从kinesis firehose解析json

Hi I'm trying using kinesis firehose with S3. And I tried to read those s3 files. I'm using GO to read it.

However, I can't parse the JSON because the values are only appending without any delimiter.

here's the example of the file (note that the original input is appending to each other, I split them by a newline for formatting purposes):

{"ticker_symbol":"PLM","sector":"FINANCIAL","change":-0.16,"price":19.99}
{"ticker_symbol":"AZL","sector":"HEALTHCARE","change":-0.78,"price":16.51}
{"ticker_symbol":"IOP","sector":"TECHNOLOGY","change":-1.98,"price":121.88}
{"ticker_symbol":"VVY","sector":"HEALTHCARE","change":-0.56,"price":47.62}
{"ticker_symbol":"BFH","sector":"RETAIL","change":0.74,"price":16.61}
{"ticker_symbol":"WAS","sector":"RETAIL","change":-0.6,"price":16.72}

my question is, how can I parse it in Go? one solution that I can think of is to split them by }{ and append them again. But it's pretty hackish.

Or does kinesis firehose provides delimiter?

------UPDATE------

currently I have implemented the solution with replacing all }{ with },{ and then add [ at the beginning and ] at the end. Then parse it.

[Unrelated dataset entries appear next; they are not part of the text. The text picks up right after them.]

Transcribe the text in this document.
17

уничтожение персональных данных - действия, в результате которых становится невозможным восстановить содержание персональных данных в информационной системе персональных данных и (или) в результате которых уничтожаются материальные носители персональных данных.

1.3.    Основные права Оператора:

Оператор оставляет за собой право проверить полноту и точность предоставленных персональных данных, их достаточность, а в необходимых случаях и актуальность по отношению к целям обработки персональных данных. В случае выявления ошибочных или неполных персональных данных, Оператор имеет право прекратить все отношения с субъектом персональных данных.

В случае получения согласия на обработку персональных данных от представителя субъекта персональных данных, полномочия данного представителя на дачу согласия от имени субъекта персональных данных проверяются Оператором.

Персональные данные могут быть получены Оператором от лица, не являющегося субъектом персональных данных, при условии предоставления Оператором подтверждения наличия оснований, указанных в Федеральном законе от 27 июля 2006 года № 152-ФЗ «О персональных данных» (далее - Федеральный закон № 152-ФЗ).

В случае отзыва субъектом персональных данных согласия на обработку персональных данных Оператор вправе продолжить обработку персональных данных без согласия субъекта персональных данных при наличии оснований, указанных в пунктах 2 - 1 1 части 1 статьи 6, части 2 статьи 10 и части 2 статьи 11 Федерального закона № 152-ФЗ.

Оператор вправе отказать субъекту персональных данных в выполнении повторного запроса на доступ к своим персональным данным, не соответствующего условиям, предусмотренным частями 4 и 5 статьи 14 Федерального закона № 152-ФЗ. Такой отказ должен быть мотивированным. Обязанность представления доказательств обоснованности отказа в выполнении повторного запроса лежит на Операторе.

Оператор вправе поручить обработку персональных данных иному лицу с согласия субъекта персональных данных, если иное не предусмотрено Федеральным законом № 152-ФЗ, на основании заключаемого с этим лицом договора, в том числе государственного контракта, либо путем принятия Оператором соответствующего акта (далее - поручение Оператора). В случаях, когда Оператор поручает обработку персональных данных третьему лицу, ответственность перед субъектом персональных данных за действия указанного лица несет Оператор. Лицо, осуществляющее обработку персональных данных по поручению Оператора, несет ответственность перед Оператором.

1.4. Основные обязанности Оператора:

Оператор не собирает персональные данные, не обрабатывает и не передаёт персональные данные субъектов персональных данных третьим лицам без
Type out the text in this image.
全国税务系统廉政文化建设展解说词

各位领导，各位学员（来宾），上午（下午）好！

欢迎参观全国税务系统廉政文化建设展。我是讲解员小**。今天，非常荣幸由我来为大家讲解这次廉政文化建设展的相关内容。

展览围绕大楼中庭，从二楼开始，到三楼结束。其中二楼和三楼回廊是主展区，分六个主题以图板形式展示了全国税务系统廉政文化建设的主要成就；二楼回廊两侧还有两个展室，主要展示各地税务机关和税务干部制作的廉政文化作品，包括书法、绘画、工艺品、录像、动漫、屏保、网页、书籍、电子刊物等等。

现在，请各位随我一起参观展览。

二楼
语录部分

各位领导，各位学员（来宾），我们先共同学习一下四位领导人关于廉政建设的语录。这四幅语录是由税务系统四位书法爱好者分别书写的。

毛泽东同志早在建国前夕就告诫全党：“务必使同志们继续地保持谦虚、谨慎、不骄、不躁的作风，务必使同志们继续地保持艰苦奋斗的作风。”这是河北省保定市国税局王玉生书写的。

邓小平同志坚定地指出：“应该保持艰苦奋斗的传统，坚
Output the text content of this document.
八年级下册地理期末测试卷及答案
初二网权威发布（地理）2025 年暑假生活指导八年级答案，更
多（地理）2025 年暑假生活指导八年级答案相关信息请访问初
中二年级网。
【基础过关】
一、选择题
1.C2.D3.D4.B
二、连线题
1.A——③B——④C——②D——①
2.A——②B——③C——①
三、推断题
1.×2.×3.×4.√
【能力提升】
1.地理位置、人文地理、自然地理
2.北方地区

However I'm still looking for alternatives as this solution would restrict any }{ in the content of the json object

Create a simple struct to unmarshal the json which is coming in batches. So each batch json is unmarshalled in to a json object. Then create a slice of structs to append the parsed json into the slice. This will append you result json all in slice of struct.

package main

import (
    "encoding/json"
    "fmt"
)

type Ticker struct {
    TickerSymbol string  `json:"ticker_symbol"`
    Sector       string  `json:"sector"`
    Change       float64 `json:"change"`
    Price        float64 `json:"price"`
}

var jsonBytes = []byte(`{"ticker_symbol":"PLM","sector":"FINANCIAL","change":-0.16,"price":19.99}`)

func main() {
    var singleResult Ticker
    var result []Ticker
    if err := json.Unmarshal(jsonBytes, &singleResult); err != nil {
        fmt.Println(err)
    }

    if len(result) == 0 {
        result = append(result, singleResult)
    }
    fmt.Printf("%+v", result)
}

Edited:

If the data is coming in batch which contains json objects appended to each other than you can go for regex expression to replace } with }, and then trim right most , to make a valid json array of objects as:

package main

import (
    "fmt"
    "regexp"
    "strings"
)

type Ticker struct {
    TickerSymbol string  `json:"ticker_symbol"`
    Sector       string  `json:"sector"`
    Change       float64 `json:"change"`
    Price        float64 `json:"price"`
}

var str = `{"ticker_symbol":"PLM","sector":"FINANCIAL","change":-0.16,"price":19.99}
{"ticker_symbol":"AZL","sector":"HEALTHCARE","change":-0.78,"price":16.51}
{"ticker_symbol":"IOP","sector":"TECHNOLOGY","change":-1.98,"price":121.88}
{"ticker_symbol":"VVY","sector":"HEALTHCARE","change":-0.56,"price":47.62}
{"ticker_symbol":"BFH","sector":"RETAIL","change":0.74,"price":16.61}
{"ticker_symbol":"WAS","sector":"RETAIL","change":-0.6,"price":16.72}`

func main() {

    r := regexp.MustCompile("}")
    output := strings.TrimRight(r.ReplaceAllString(str, "},"), ",")
    output = fmt.Sprintf("[%s]", output)
    fmt.Println(output)
}

Using r := regexp.MustCompile("}") will help you not to worry about whitespaces in between }{ which will interfere in replacing the string. So just replace } with }, and then trim right.

Also The reason I am using MustCompile is:

When creating constants with regular expressions you can use the MustCompile variation of Compile. A plain Compile won’t work for constants because it has 2 return values.